Die Ausfahrt der Richard-Strauß-Straße in die Spiesheimer Straße sei sehr unübersichtlich. Deswegen fragte Johann Duciak, ob es nicht möglich wäre, einen Verkehrsspiegel aufzustellen. Landkreis und Polizei seien gegen Spiegel, so Herbert.

Autofahrer rasten durch die Schubertstraße, kritisierte Gabriel Schäfer. Er schlug verkehrsberuhigende Maßnahmen vor, wie Buckel auf der Straße. Dies dürfe auf öffentlichen Straßen nicht sein, so das Gemeindeoberhaupt. Man könnte aber die Tempo-Messtafel aufstellen.

Bei Starkregen gebe es mit dem Kanal in der Gärtnerstraße Probleme, machte Harald Blaskin aufmerksam. Darum würden sich die Klärwärter kümmern, versprach Herbert. Die nächsten beiden Raten der Verbesserungsbeiträge für die Abwasserbeseitigung sind am 15. April und 15. Oktober fällig, beantwortete Herbert die Frage von Edwin Then.

Er wisse es nicht auswendig, werde aber nachschauen, wann die Ackerflächen neu verpachtet werden, antwortete der Bürgermeister auf die Frage von Hugo Engert. Künftig werde dies immer für zehn Jahre sein.

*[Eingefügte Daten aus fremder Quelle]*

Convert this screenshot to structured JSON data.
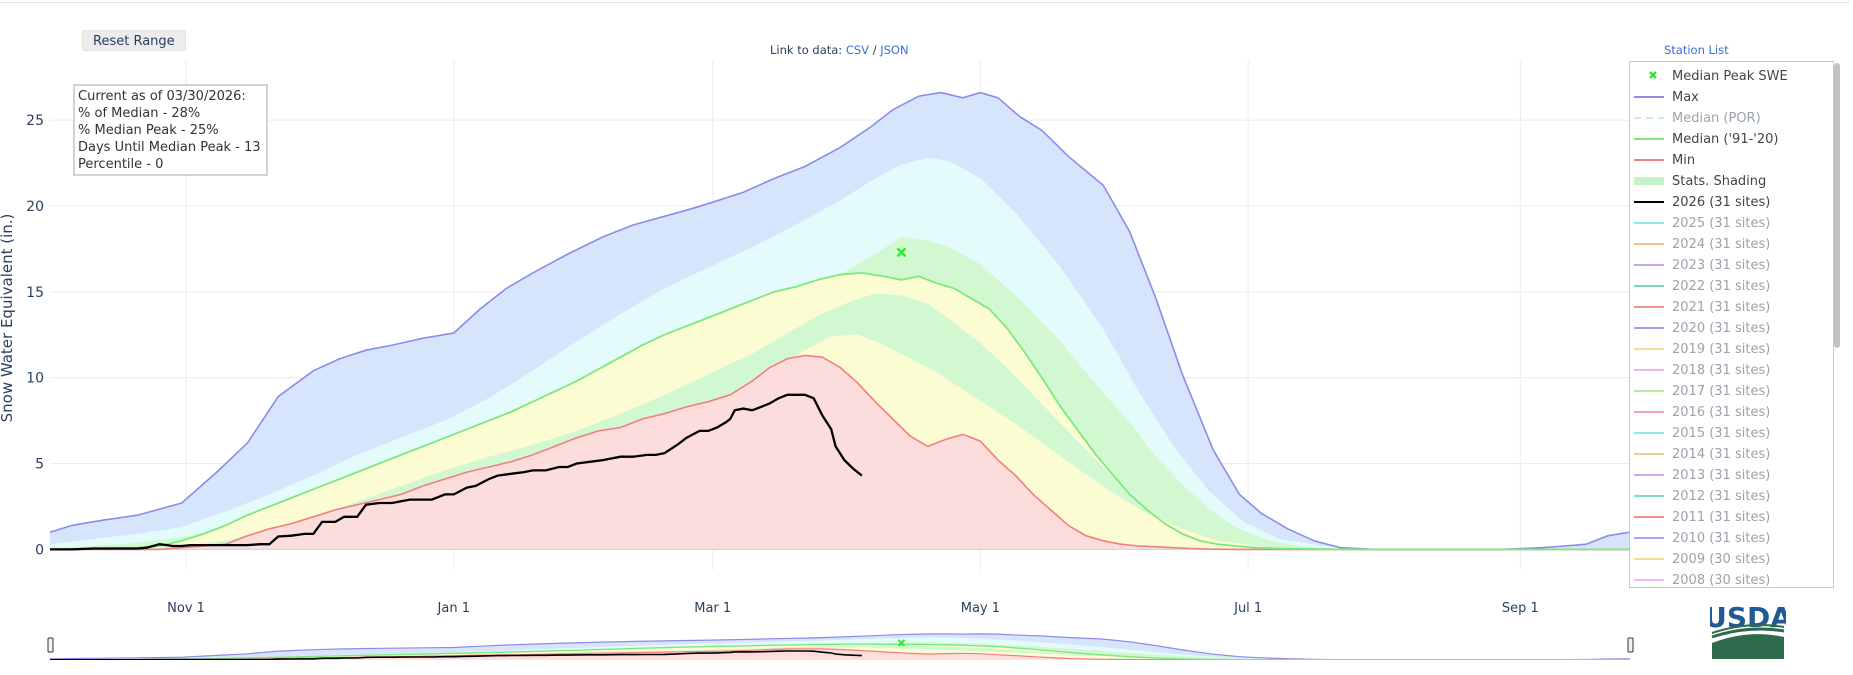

Der Bau der neuen Brücke über die B286 bei Oberspiesheim solle 2017 im Rahmen des Straßenausbaus erfolgen, antwortete er Martin Kiesel.

Nach weiteren Fragen, Antworten und einiger Kritik dankte Franz Eisenhut-Fuchsberger im Namen der Kirchengemeinde für die Unterstützung bei der Außenrenovierung der Kirche durch die Gemeinde. Auch für die Sanierung im Inneren hoffe er auf die Kommune. Die Kirche müsste wohl Ende April ausgeräumt werden. Er bat die Oberspiesheimer, Lagerräume für die Kirchenbänke zur Verfügung zu stellen.